I’m a little confused about this. My son applied to the University of WA, which says on its website that it has an acceptance rate of 52%. We just got a newsletter email from the school, however, which says they received 52,000 applications for about 7000 freshman spots. This is more like a 13% acceptance rate, which is certainly changing my view of his chances of getting in!
Anyone know something that explains this discrepancy? Thx!
Also remember UW acceptance rates varies by school - computer science, engineering and Foster all have a significantly lower acceptance rate - as does in state vs out of state.

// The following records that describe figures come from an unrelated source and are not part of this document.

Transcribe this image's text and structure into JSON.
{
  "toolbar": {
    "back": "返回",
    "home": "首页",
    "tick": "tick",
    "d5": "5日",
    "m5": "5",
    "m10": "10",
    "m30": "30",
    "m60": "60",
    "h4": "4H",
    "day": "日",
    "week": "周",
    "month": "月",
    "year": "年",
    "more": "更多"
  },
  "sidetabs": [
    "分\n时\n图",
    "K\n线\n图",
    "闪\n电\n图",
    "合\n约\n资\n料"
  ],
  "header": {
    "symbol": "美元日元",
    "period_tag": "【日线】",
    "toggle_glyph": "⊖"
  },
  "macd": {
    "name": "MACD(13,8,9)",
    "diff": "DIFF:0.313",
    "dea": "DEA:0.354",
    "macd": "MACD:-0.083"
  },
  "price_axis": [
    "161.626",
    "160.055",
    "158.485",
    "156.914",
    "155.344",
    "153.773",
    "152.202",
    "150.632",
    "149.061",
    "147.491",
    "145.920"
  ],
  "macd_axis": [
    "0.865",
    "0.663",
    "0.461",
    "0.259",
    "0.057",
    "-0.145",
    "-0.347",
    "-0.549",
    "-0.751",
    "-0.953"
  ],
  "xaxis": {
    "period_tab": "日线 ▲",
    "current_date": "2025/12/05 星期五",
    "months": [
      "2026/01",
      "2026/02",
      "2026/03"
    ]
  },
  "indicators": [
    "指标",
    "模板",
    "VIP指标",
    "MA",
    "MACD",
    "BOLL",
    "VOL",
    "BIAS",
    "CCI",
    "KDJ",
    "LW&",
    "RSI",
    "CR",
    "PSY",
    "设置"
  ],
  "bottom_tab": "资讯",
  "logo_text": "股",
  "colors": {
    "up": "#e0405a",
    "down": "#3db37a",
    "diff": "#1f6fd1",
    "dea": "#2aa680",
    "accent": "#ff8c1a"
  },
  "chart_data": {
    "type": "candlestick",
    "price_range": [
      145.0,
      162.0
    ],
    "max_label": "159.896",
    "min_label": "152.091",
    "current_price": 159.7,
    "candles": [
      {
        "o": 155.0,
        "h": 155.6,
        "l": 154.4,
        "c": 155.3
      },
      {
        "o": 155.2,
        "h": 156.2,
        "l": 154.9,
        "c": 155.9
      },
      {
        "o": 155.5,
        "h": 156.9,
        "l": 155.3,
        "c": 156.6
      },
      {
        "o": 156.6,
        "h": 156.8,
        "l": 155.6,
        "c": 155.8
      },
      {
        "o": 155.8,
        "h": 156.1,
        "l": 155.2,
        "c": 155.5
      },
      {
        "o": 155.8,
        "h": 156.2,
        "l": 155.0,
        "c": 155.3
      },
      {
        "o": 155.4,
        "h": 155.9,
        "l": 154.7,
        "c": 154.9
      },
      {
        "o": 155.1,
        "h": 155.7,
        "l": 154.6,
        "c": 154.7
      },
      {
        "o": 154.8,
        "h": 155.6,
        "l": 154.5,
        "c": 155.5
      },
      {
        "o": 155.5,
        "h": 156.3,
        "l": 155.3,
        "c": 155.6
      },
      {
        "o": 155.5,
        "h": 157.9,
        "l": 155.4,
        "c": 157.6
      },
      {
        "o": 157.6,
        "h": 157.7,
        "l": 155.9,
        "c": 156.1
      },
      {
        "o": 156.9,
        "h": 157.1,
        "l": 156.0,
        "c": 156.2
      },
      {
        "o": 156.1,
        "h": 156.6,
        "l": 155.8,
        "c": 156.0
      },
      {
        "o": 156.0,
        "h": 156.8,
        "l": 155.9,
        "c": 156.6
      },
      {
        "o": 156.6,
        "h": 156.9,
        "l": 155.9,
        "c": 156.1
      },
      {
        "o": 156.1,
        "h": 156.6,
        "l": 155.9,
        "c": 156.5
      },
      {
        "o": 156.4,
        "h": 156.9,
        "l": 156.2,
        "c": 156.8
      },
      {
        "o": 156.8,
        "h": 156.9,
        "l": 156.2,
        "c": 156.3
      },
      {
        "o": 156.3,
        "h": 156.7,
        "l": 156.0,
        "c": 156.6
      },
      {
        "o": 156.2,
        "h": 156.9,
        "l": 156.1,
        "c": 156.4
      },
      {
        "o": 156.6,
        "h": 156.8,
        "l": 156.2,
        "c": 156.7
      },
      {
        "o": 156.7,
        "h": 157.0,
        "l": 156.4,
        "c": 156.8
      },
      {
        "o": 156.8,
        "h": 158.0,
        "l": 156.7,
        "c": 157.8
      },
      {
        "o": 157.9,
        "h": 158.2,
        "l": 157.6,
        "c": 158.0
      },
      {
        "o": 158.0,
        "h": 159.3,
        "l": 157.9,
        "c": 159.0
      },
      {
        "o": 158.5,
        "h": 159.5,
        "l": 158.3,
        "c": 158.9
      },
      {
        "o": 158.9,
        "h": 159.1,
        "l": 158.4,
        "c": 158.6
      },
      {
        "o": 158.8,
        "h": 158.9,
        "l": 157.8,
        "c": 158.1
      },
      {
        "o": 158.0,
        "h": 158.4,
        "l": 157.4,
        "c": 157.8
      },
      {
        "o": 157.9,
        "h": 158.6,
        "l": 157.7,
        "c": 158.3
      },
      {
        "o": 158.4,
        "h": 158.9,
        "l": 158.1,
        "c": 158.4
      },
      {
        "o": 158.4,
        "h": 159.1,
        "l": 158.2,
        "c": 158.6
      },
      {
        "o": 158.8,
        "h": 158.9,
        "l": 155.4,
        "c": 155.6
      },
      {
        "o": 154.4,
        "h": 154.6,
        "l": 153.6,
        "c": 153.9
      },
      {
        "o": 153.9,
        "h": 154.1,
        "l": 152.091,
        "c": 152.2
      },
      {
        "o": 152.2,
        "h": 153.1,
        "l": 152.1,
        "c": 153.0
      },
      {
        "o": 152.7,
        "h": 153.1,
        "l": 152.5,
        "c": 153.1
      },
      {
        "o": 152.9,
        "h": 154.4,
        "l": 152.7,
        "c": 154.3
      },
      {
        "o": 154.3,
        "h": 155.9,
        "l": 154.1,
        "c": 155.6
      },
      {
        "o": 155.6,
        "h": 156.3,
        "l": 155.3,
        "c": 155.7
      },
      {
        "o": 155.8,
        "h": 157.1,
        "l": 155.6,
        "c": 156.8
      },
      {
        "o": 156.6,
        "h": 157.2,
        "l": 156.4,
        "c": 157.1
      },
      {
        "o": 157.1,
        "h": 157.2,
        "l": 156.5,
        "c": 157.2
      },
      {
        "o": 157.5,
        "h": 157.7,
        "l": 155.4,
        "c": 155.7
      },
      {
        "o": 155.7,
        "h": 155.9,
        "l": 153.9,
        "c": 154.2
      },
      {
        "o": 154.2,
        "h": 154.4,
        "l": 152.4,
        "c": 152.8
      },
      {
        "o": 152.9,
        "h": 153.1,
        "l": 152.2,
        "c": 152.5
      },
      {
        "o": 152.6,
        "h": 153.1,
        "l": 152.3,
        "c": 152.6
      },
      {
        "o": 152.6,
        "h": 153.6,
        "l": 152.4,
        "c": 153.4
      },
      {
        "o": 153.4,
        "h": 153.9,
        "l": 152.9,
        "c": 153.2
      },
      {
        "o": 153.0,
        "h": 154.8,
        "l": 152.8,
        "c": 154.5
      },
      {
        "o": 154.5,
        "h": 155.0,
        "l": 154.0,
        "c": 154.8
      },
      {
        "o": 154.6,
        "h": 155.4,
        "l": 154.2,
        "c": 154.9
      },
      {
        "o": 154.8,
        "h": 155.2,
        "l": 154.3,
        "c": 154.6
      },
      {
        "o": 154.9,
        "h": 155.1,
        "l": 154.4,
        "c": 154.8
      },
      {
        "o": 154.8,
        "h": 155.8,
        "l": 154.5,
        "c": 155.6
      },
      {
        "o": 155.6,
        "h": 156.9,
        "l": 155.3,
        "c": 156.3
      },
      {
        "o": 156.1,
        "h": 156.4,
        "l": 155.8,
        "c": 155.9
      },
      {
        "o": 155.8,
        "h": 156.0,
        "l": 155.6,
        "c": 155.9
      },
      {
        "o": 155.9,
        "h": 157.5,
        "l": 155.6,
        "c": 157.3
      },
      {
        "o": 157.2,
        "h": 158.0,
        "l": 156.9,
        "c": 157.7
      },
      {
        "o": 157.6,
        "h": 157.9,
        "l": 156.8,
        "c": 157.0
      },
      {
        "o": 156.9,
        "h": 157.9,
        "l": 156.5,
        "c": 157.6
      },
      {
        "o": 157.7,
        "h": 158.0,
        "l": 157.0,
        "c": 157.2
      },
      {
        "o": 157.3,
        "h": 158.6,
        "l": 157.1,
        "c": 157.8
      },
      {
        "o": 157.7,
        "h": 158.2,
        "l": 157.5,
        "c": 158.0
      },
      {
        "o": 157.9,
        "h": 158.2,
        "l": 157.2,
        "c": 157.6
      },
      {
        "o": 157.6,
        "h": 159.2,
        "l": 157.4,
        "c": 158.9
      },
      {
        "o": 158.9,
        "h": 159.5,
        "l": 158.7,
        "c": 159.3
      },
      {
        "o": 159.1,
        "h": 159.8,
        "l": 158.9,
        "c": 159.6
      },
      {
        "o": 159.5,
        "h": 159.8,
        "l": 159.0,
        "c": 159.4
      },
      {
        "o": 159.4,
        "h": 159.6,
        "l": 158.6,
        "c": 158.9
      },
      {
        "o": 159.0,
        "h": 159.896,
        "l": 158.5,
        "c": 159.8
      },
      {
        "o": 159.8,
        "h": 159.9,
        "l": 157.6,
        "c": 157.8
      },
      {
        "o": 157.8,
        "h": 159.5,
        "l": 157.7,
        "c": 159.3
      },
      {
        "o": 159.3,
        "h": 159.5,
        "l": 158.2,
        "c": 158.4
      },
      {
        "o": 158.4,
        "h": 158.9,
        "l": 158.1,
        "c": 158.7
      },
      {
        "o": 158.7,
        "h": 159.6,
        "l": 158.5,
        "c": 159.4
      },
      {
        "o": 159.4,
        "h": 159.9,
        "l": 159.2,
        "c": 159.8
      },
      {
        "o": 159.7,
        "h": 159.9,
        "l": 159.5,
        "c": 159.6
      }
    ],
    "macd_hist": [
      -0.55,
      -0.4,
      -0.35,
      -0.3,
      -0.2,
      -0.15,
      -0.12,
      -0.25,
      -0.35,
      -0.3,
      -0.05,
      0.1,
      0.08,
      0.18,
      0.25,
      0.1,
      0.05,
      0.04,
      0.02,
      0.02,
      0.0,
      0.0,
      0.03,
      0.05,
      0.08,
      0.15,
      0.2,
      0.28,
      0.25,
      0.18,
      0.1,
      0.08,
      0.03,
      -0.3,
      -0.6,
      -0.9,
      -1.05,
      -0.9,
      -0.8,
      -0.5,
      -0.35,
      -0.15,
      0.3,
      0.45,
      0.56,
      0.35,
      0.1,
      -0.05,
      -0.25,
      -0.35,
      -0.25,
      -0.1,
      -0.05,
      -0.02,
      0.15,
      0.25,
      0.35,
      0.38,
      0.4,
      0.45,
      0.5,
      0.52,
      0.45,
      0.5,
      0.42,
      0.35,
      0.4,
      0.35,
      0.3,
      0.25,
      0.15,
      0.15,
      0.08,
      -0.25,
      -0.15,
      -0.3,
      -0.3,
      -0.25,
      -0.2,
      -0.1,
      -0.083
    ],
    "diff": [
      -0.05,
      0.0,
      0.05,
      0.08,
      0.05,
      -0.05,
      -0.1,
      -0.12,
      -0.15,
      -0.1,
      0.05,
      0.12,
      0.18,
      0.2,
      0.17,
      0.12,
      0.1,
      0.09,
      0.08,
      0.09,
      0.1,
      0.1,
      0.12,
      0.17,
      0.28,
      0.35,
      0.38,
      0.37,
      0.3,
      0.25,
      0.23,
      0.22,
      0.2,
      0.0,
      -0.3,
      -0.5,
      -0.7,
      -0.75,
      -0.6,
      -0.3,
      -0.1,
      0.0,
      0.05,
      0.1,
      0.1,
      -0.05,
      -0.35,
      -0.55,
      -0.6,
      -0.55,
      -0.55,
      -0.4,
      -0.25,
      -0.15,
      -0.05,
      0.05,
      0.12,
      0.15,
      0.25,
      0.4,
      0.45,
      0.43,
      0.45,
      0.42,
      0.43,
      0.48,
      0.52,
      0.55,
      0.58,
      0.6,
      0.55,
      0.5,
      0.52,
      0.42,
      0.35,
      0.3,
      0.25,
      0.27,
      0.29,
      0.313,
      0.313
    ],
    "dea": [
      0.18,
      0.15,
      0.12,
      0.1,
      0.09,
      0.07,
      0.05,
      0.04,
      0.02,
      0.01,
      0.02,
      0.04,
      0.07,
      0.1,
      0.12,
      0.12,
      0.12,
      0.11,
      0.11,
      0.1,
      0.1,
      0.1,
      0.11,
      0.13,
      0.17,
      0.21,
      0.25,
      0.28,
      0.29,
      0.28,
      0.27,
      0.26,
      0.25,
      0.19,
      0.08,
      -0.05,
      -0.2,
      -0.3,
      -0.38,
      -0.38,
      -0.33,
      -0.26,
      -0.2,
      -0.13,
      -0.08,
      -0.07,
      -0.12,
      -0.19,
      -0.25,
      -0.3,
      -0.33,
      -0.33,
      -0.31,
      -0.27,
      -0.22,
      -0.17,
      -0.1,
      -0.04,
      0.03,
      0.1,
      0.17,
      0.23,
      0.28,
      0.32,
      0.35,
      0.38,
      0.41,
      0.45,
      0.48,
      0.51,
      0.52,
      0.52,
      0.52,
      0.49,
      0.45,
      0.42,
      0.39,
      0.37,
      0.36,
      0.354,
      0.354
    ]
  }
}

So just to make sure I’m understanding this, more than 7000 were accepted, but of those, only 7000 decided to attend? So they may actually accept 50% or so of the 52K applicants?
…good thing my kid is smart. I think I’m too dumb to figure this stuff out!
Yes. Roughly 28,000 were accepted to find 7000 who would attend.
Yield at good publics is usually below 50%. Schools like UW are very good, and competitive. Students who get in though, are often good enough to be accepted to schools they view as more desirable. Students can have a reduced opinion of their home school, even though outsiders have high opinions. Even Berkeley and Michigan hover at 40%. I guess it’s the familiarity.
I’ve seen other cases in which universities used the “XXX applications for XXX spots” wording in their emails/news releases. They surely do it knowing that many people will not take yield into account and thus interpret the information as you did.